In light of these atrocities, why do digital assets continue to trade chiefly on centralized exchanges? Because despite their philosophical elegance, early decentralized exchanges ask more questions than they answer. Etherdelta scaled after its 2016 launch by quickly listing the Ethereum tokens enjoying frothing public demand during the peak ICO period in 2017 and early 2018. 

But users of Etherdelta wait on the Ethereum blockchain to confirm every trade, limit-order, deposit, and withdrawal. This blockchain-time-constraint introduces an unthinkable bottleneck for algorithmic traders and a serious nuisance even for unserious traders. IDEX came to prominence in 2018 as a hybrid exchange, maintaining two databases, taking orders centrally, and then submitting them to the Ethereum blockchain for execution. IDEX eliminated improved transaction speeds but introduced a centralized database that dirtied the decentralized purity test with a dreaded middle-man. 

Uniswap launched in 2018, ushering in a new paradigm for decentralized exchanges growing to handle hundreds of millions of USD-equivalent daily transaction volume by 2020. Uniswap even outpaced Coinbase in transaction volume for a short period in September.  
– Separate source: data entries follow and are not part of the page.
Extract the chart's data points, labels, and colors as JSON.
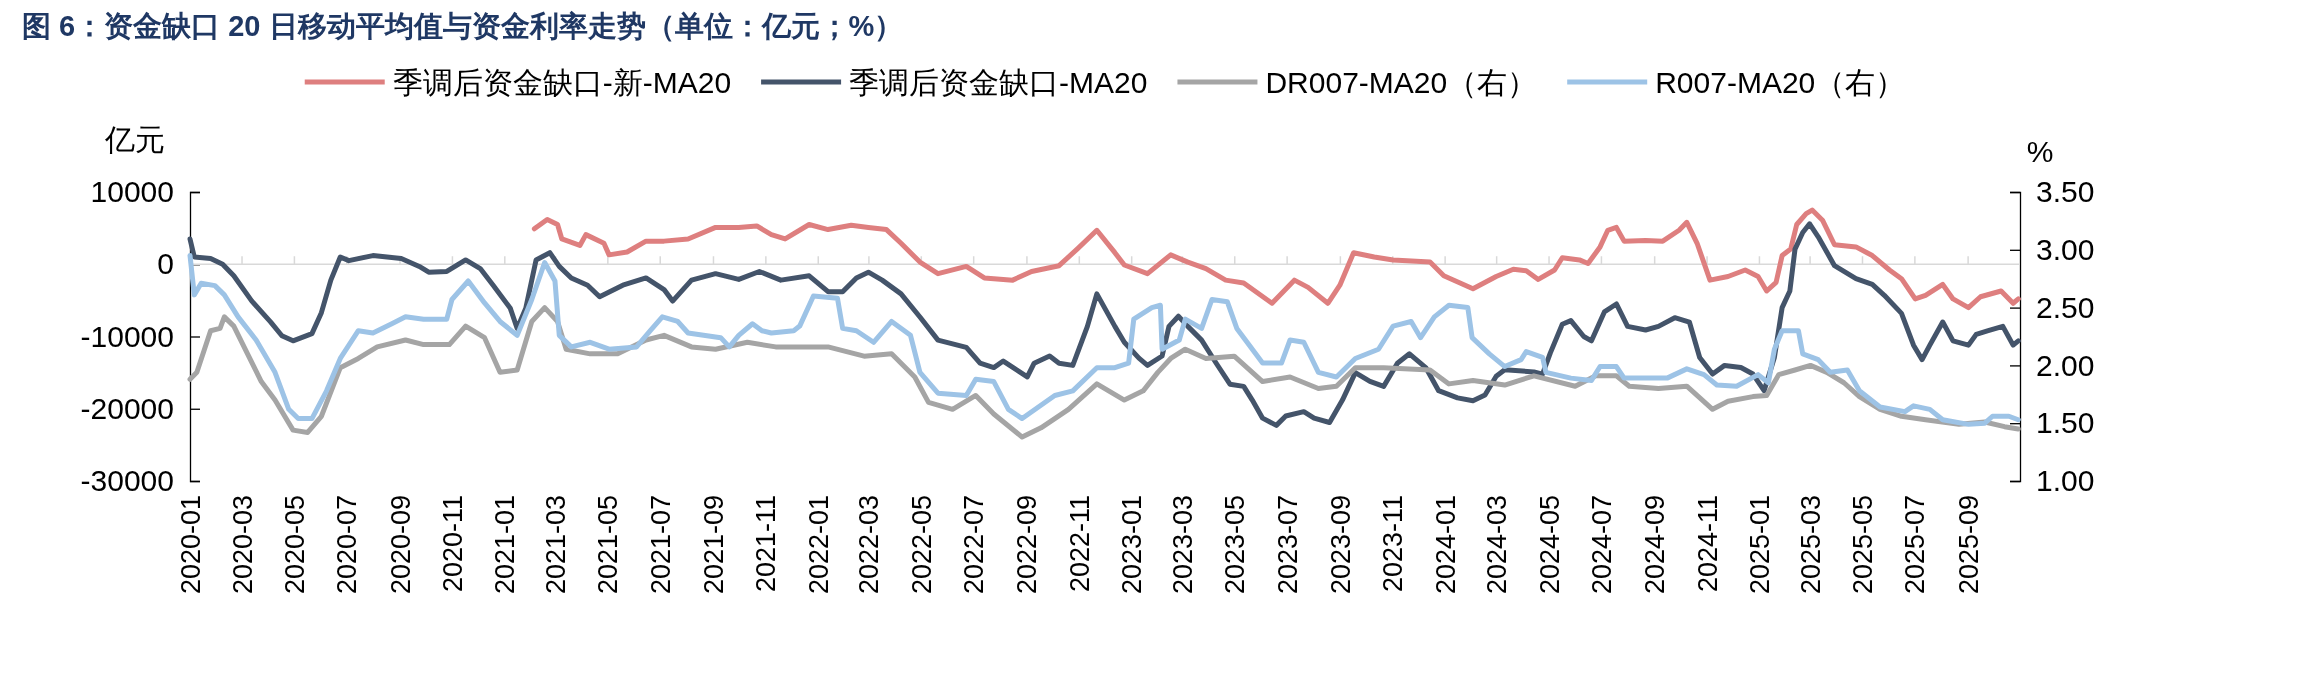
{
  "chart_data": {
    "type": "line",
    "title": "图 6：资金缺口 20 日移动平均值与资金利率走势（单位：亿元；%）",
    "ylabel": "亿元",
    "y2label": "%",
    "xlim": [
      "2020-01-01",
      "2025-11-01"
    ],
    "xticks": [
      "2020-01",
      "2020-03",
      "2020-05",
      "2020-07",
      "2020-09",
      "2020-11",
      "2021-01",
      "2021-03",
      "2021-05",
      "2021-07",
      "2021-09",
      "2021-11",
      "2022-01",
      "2022-03",
      "2022-05",
      "2022-07",
      "2022-09",
      "2022-11",
      "2023-01",
      "2023-03",
      "2023-05",
      "2023-07",
      "2023-09",
      "2023-11",
      "2024-01",
      "2024-03",
      "2024-05",
      "2024-07",
      "2024-09",
      "2024-11",
      "2025-01",
      "2025-03",
      "2025-05",
      "2025-07",
      "2025-09"
    ],
    "ylim": [
      -30000,
      10000
    ],
    "yticks": [
      -30000,
      -20000,
      -10000,
      0,
      10000
    ],
    "y2lim": [
      1.0,
      3.5
    ],
    "y2ticks": [
      {
        "value": 1.0,
        "label": "1.00"
      },
      {
        "value": 1.5,
        "label": "1.50"
      },
      {
        "value": 2.0,
        "label": "2.00"
      },
      {
        "value": 2.5,
        "label": "2.50"
      },
      {
        "value": 3.0,
        "label": "3.00"
      },
      {
        "value": 3.5,
        "label": "3.50"
      }
    ],
    "grid": false,
    "ref_lines": [
      {
        "axis": "y",
        "value": 0,
        "color": "#d9d9d9"
      }
    ],
    "legend": "top",
    "marker": "none",
    "line_style": "solid",
    "series": [
      {
        "name": "季调后资金缺口-新-MA20",
        "color": "#de7f7f",
        "x": [
          "2021-02-05",
          "2021-02-20",
          "2021-03-04",
          "2021-03-09",
          "2021-03-30",
          "2021-04-06",
          "2021-04-27",
          "2021-05-03",
          "2021-05-24",
          "2021-06-15",
          "2021-07-06",
          "2021-08-03",
          "2021-09-04",
          "2021-10-01",
          "2021-10-22",
          "2021-11-08",
          "2021-11-24",
          "2021-12-22",
          "2022-01-13",
          "2022-02-09",
          "2022-03-01",
          "2022-03-22",
          "2022-04-08",
          "2022-04-30",
          "2022-05-21",
          "2022-06-23",
          "2022-07-14",
          "2022-08-16",
          "2022-09-07",
          "2022-10-09",
          "2022-10-31",
          "2022-11-22",
          "2022-12-13",
          "2022-12-24",
          "2023-01-20",
          "2023-02-16",
          "2023-03-08",
          "2023-03-29",
          "2023-04-21",
          "2023-05-12",
          "2023-06-14",
          "2023-07-10",
          "2023-07-26",
          "2023-08-18",
          "2023-09-01",
          "2023-09-17",
          "2023-10-11",
          "2023-11-02",
          "2023-12-15",
          "2023-12-31",
          "2024-02-03",
          "2024-03-01",
          "2024-03-21",
          "2024-04-05",
          "2024-04-19",
          "2024-05-08",
          "2024-05-17",
          "2024-06-06",
          "2024-06-16",
          "2024-06-30",
          "2024-07-09",
          "2024-07-19",
          "2024-07-28",
          "2024-08-22",
          "2024-09-11",
          "2024-09-30",
          "2024-10-09",
          "2024-10-21",
          "2024-11-05",
          "2024-11-26",
          "2024-12-16",
          "2024-12-31",
          "2025-01-10",
          "2025-01-21",
          "2025-01-28",
          "2025-02-07",
          "2025-02-14",
          "2025-02-25",
          "2025-03-04",
          "2025-03-16",
          "2025-03-30",
          "2025-04-24",
          "2025-05-13",
          "2025-06-02",
          "2025-06-16",
          "2025-07-02",
          "2025-07-14",
          "2025-08-03",
          "2025-08-15",
          "2025-09-02",
          "2025-09-16",
          "2025-10-10",
          "2025-10-24",
          "2025-10-30"
        ],
        "values": [
          4900,
          6200,
          5500,
          3500,
          2600,
          4100,
          2900,
          1300,
          1700,
          3200,
          3200,
          3500,
          5100,
          5100,
          5300,
          4100,
          3500,
          5500,
          4800,
          5400,
          5100,
          4800,
          2900,
          300,
          -1300,
          -300,
          -1900,
          -2200,
          -1000,
          -200,
          2200,
          4700,
          1600,
          -100,
          -1300,
          1300,
          300,
          -600,
          -2200,
          -2600,
          -5400,
          -2200,
          -3200,
          -5400,
          -2900,
          1600,
          1000,
          600,
          300,
          -1600,
          -3400,
          -1700,
          -700,
          -900,
          -2100,
          -800,
          900,
          600,
          100,
          2400,
          4700,
          5100,
          3200,
          3300,
          3200,
          4700,
          5800,
          2900,
          -2200,
          -1700,
          -800,
          -1700,
          -3700,
          -2500,
          1200,
          2100,
          5500,
          7000,
          7500,
          6100,
          2700,
          2400,
          1200,
          -800,
          -2000,
          -4800,
          -4300,
          -2800,
          -4800,
          -6000,
          -4500,
          -3700,
          -5400,
          -4800
        ]
      },
      {
        "name": "季调后资金缺口-MA20",
        "color": "#44546a",
        "x": [
          "2020-01-01",
          "2020-01-06",
          "2020-01-25",
          "2020-02-08",
          "2020-02-21",
          "2020-03-13",
          "2020-04-04",
          "2020-04-17",
          "2020-04-30",
          "2020-05-22",
          "2020-06-02",
          "2020-06-13",
          "2020-06-24",
          "2020-07-04",
          "2020-08-01",
          "2020-09-03",
          "2020-09-24",
          "2020-10-05",
          "2020-10-26",
          "2020-11-17",
          "2020-12-04",
          "2020-12-19",
          "2021-01-08",
          "2021-01-16",
          "2021-01-26",
          "2021-02-07",
          "2021-02-23",
          "2021-03-06",
          "2021-03-20",
          "2021-04-08",
          "2021-04-22",
          "2021-05-19",
          "2021-06-15",
          "2021-07-06",
          "2021-07-16",
          "2021-08-07",
          "2021-09-04",
          "2021-10-01",
          "2021-10-25",
          "2021-11-19",
          "2021-12-22",
          "2022-01-13",
          "2022-01-30",
          "2022-02-15",
          "2022-03-01",
          "2022-03-17",
          "2022-04-08",
          "2022-04-30",
          "2022-05-21",
          "2022-06-23",
          "2022-07-09",
          "2022-07-25",
          "2022-08-05",
          "2022-09-02",
          "2022-09-10",
          "2022-09-28",
          "2022-10-09",
          "2022-10-25",
          "2022-11-11",
          "2022-11-22",
          "2022-12-13",
          "2022-12-24",
          "2023-01-10",
          "2023-01-20",
          "2023-02-06",
          "2023-02-14",
          "2023-02-25",
          "2023-03-08",
          "2023-03-24",
          "2023-04-10",
          "2023-04-26",
          "2023-05-12",
          "2023-05-22",
          "2023-06-03",
          "2023-06-19",
          "2023-06-30",
          "2023-07-21",
          "2023-08-02",
          "2023-08-20",
          "2023-09-04",
          "2023-09-19",
          "2023-10-06",
          "2023-10-22",
          "2023-11-07",
          "2023-11-21",
          "2023-12-10",
          "2023-12-25",
          "2024-01-16",
          "2024-02-03",
          "2024-02-17",
          "2024-03-01",
          "2024-03-11",
          "2024-04-14",
          "2024-04-24",
          "2024-05-03",
          "2024-05-17",
          "2024-05-27",
          "2024-06-11",
          "2024-06-20",
          "2024-07-05",
          "2024-07-19",
          "2024-08-01",
          "2024-08-22",
          "2024-09-06",
          "2024-09-25",
          "2024-10-12",
          "2024-10-24",
          "2024-11-08",
          "2024-11-22",
          "2024-12-11",
          "2024-12-25",
          "2025-01-07",
          "2025-01-19",
          "2025-01-28",
          "2025-02-06",
          "2025-02-12",
          "2025-02-21",
          "2025-03-01",
          "2025-03-11",
          "2025-03-30",
          "2025-04-24",
          "2025-05-13",
          "2025-05-27",
          "2025-06-16",
          "2025-06-30",
          "2025-07-10",
          "2025-07-19",
          "2025-08-03",
          "2025-08-15",
          "2025-09-02",
          "2025-09-11",
          "2025-09-25",
          "2025-10-12",
          "2025-10-24",
          "2025-10-30"
        ],
        "values": [
          3500,
          1000,
          800,
          0,
          -1600,
          -5100,
          -8000,
          -9900,
          -10600,
          -9600,
          -6700,
          -2200,
          1000,
          500,
          1200,
          800,
          -300,
          -1100,
          -1000,
          600,
          -600,
          -2900,
          -6100,
          -8900,
          -6100,
          600,
          1600,
          -300,
          -1900,
          -2900,
          -4500,
          -2900,
          -1900,
          -3500,
          -5100,
          -2200,
          -1300,
          -2100,
          -1000,
          -2200,
          -1600,
          -3800,
          -3800,
          -1900,
          -1100,
          -2200,
          -4100,
          -7300,
          -10500,
          -11500,
          -13700,
          -14300,
          -13400,
          -15600,
          -13700,
          -12700,
          -13700,
          -14000,
          -8600,
          -4100,
          -8600,
          -10800,
          -13000,
          -14000,
          -12700,
          -8600,
          -7200,
          -8600,
          -10500,
          -13700,
          -16600,
          -16900,
          -18800,
          -21300,
          -22300,
          -21000,
          -20400,
          -21300,
          -21900,
          -18800,
          -15000,
          -16200,
          -16900,
          -13700,
          -12400,
          -14300,
          -17500,
          -18500,
          -18900,
          -18100,
          -15500,
          -14600,
          -14900,
          -15200,
          -12300,
          -8300,
          -7800,
          -10000,
          -10600,
          -6600,
          -5500,
          -8600,
          -9100,
          -8600,
          -7400,
          -8000,
          -12900,
          -15200,
          -14000,
          -14300,
          -15200,
          -17500,
          -12900,
          -6000,
          -3700,
          2100,
          4400,
          5600,
          3800,
          -200,
          -2000,
          -2800,
          -4300,
          -6800,
          -11200,
          -13200,
          -11200,
          -8000,
          -10600,
          -11200,
          -9700,
          -9200,
          -8600,
          -11200,
          -10600
        ]
      },
      {
        "name": "DR007-MA20（右）",
        "color": "#a5a5a5",
        "axis": "y2",
        "x": [
          "2020-01-01",
          "2020-01-09",
          "2020-01-25",
          "2020-02-05",
          "2020-02-10",
          "2020-02-21",
          "2020-03-08",
          "2020-03-24",
          "2020-04-09",
          "2020-04-30",
          "2020-05-17",
          "2020-06-02",
          "2020-06-24",
          "2020-07-15",
          "2020-08-06",
          "2020-09-08",
          "2020-09-29",
          "2020-10-29",
          "2020-11-17",
          "2020-12-09",
          "2020-12-27",
          "2021-01-16",
          "2021-02-02",
          "2021-02-17",
          "2021-03-04",
          "2021-03-14",
          "2021-04-11",
          "2021-05-13",
          "2021-06-15",
          "2021-07-06",
          "2021-08-07",
          "2021-09-04",
          "2021-10-11",
          "2021-11-13",
          "2021-12-22",
          "2022-01-13",
          "2022-02-24",
          "2022-03-28",
          "2022-04-24",
          "2022-05-10",
          "2022-06-07",
          "2022-07-04",
          "2022-07-25",
          "2022-08-27",
          "2022-09-18",
          "2022-10-20",
          "2022-11-22",
          "2022-12-24",
          "2023-01-15",
          "2023-02-01",
          "2023-02-16",
          "2023-03-05",
          "2023-03-29",
          "2023-05-01",
          "2023-06-03",
          "2023-07-05",
          "2023-08-07",
          "2023-08-28",
          "2023-09-19",
          "2023-10-22",
          "2023-12-15",
          "2024-01-06",
          "2024-02-03",
          "2024-03-11",
          "2024-04-14",
          "2024-06-01",
          "2024-06-25",
          "2024-07-19",
          "2024-08-03",
          "2024-09-06",
          "2024-10-09",
          "2024-11-08",
          "2024-11-26",
          "2024-12-25",
          "2025-01-10",
          "2025-01-24",
          "2025-02-12",
          "2025-03-02",
          "2025-03-21",
          "2025-04-10",
          "2025-04-28",
          "2025-05-22",
          "2025-06-16",
          "2025-07-14",
          "2025-08-22",
          "2025-09-21",
          "2025-10-14",
          "2025-10-30"
        ],
        "values": [
          1.88,
          1.94,
          2.3,
          2.32,
          2.42,
          2.34,
          2.1,
          1.86,
          1.7,
          1.44,
          1.42,
          1.56,
          1.98,
          2.06,
          2.16,
          2.22,
          2.18,
          2.18,
          2.34,
          2.24,
          1.94,
          1.96,
          2.38,
          2.5,
          2.38,
          2.14,
          2.1,
          2.1,
          2.22,
          2.26,
          2.16,
          2.14,
          2.2,
          2.16,
          2.16,
          2.16,
          2.08,
          2.1,
          1.9,
          1.68,
          1.62,
          1.74,
          1.58,
          1.38,
          1.46,
          1.62,
          1.84,
          1.7,
          1.78,
          1.94,
          2.06,
          2.14,
          2.06,
          2.08,
          1.86,
          1.9,
          1.8,
          1.82,
          1.98,
          1.98,
          1.96,
          1.84,
          1.87,
          1.83,
          1.91,
          1.82,
          1.91,
          1.91,
          1.82,
          1.8,
          1.82,
          1.62,
          1.69,
          1.73,
          1.74,
          1.92,
          1.96,
          2.0,
          1.94,
          1.85,
          1.73,
          1.62,
          1.56,
          1.53,
          1.49,
          1.51,
          1.47,
          1.45
        ]
      },
      {
        "name": "R007-MA20（右）",
        "color": "#9dc3e6",
        "axis": "y2",
        "x": [
          "2020-01-01",
          "2020-01-06",
          "2020-01-14",
          "2020-01-30",
          "2020-02-10",
          "2020-02-26",
          "2020-03-18",
          "2020-04-09",
          "2020-04-25",
          "2020-05-06",
          "2020-05-22",
          "2020-06-08",
          "2020-06-24",
          "2020-07-15",
          "2020-08-01",
          "2020-08-23",
          "2020-09-08",
          "2020-09-29",
          "2020-10-26",
          "2020-11-01",
          "2020-11-20",
          "2020-12-09",
          "2020-12-27",
          "2021-01-16",
          "2021-02-02",
          "2021-02-17",
          "2021-03-01",
          "2021-03-06",
          "2021-03-20",
          "2021-04-11",
          "2021-05-03",
          "2021-06-04",
          "2021-06-20",
          "2021-07-04",
          "2021-07-22",
          "2021-08-03",
          "2021-09-10",
          "2021-09-20",
          "2021-10-01",
          "2021-10-17",
          "2021-10-28",
          "2021-11-08",
          "2021-12-04",
          "2021-12-11",
          "2021-12-27",
          "2022-01-24",
          "2022-01-30",
          "2022-02-15",
          "2022-03-07",
          "2022-03-28",
          "2022-04-19",
          "2022-04-30",
          "2022-05-21",
          "2022-06-23",
          "2022-07-04",
          "2022-07-25",
          "2022-08-11",
          "2022-08-27",
          "2022-10-04",
          "2022-10-25",
          "2022-11-22",
          "2022-12-13",
          "2022-12-29",
          "2023-01-04",
          "2023-01-25",
          "2023-02-04",
          "2023-02-06",
          "2023-02-26",
          "2023-03-05",
          "2023-03-24",
          "2023-04-05",
          "2023-04-23",
          "2023-05-04",
          "2023-06-03",
          "2023-06-25",
          "2023-07-05",
          "2023-07-21",
          "2023-08-07",
          "2023-08-28",
          "2023-09-19",
          "2023-10-16",
          "2023-11-02",
          "2023-11-23",
          "2023-12-04",
          "2023-12-20",
          "2024-01-06",
          "2024-01-28",
          "2024-02-02",
          "2024-02-22",
          "2024-03-11",
          "2024-03-30",
          "2024-04-05",
          "2024-04-24",
          "2024-04-28",
          "2024-05-27",
          "2024-06-20",
          "2024-06-30",
          "2024-07-19",
          "2024-07-28",
          "2024-09-16",
          "2024-10-09",
          "2024-10-29",
          "2024-11-13",
          "2024-12-06",
          "2024-12-31",
          "2025-01-12",
          "2025-01-19",
          "2025-01-28",
          "2025-02-16",
          "2025-02-21",
          "2025-03-11",
          "2025-03-25",
          "2025-04-14",
          "2025-04-28",
          "2025-05-22",
          "2025-06-20",
          "2025-06-30",
          "2025-07-19",
          "2025-08-03",
          "2025-09-02",
          "2025-09-21",
          "2025-09-30",
          "2025-10-19",
          "2025-10-30"
        ],
        "values": [
          2.95,
          2.61,
          2.71,
          2.69,
          2.61,
          2.42,
          2.22,
          1.94,
          1.62,
          1.54,
          1.54,
          1.78,
          2.06,
          2.3,
          2.28,
          2.36,
          2.42,
          2.4,
          2.4,
          2.57,
          2.73,
          2.54,
          2.38,
          2.26,
          2.57,
          2.89,
          2.73,
          2.26,
          2.16,
          2.2,
          2.14,
          2.16,
          2.3,
          2.42,
          2.38,
          2.28,
          2.24,
          2.16,
          2.26,
          2.36,
          2.3,
          2.28,
          2.3,
          2.34,
          2.6,
          2.58,
          2.32,
          2.3,
          2.2,
          2.38,
          2.26,
          1.94,
          1.76,
          1.74,
          1.88,
          1.86,
          1.62,
          1.54,
          1.74,
          1.78,
          1.98,
          1.98,
          2.02,
          2.4,
          2.5,
          2.52,
          2.14,
          2.22,
          2.4,
          2.32,
          2.57,
          2.55,
          2.32,
          2.02,
          2.02,
          2.22,
          2.2,
          1.94,
          1.9,
          2.06,
          2.14,
          2.34,
          2.38,
          2.24,
          2.42,
          2.52,
          2.5,
          2.24,
          2.1,
          1.99,
          2.05,
          2.12,
          2.07,
          1.94,
          1.89,
          1.87,
          1.99,
          1.99,
          1.89,
          1.89,
          1.97,
          1.92,
          1.83,
          1.82,
          1.92,
          1.85,
          2.14,
          2.3,
          2.3,
          2.1,
          2.05,
          1.94,
          1.96,
          1.78,
          1.64,
          1.6,
          1.65,
          1.62,
          1.53,
          1.49,
          1.5,
          1.56,
          1.56,
          1.53
        ]
      }
    ]
  }
}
Uniswap eliminates the traditional order book that lists buy/sell offers in ascending and descending order and replaces it with a single liquidity pool that automatically incentivizes market-making. Traders can trade against a single price instead of a clunky order book, and everyone can become a market maker. On centralized exchanges, professionals with in-depth technical experience dominate market-making, running automated logic against exchange APIs. Uniswap democratized market-making, putting anyone with digital assets on a level playing field.

But Uniswap falls short in terms of transaction speeds. Mimo, IoTeX’s new decentralized exchange, finalizes transactions in 5-seconds while instantiating the features that made Uniswap such a smashing success. If Hamlet were alive today, he would use Mimo, and have avoided the backstabbing, Rosencrantz and Guildenstern ways of centralized exchanges.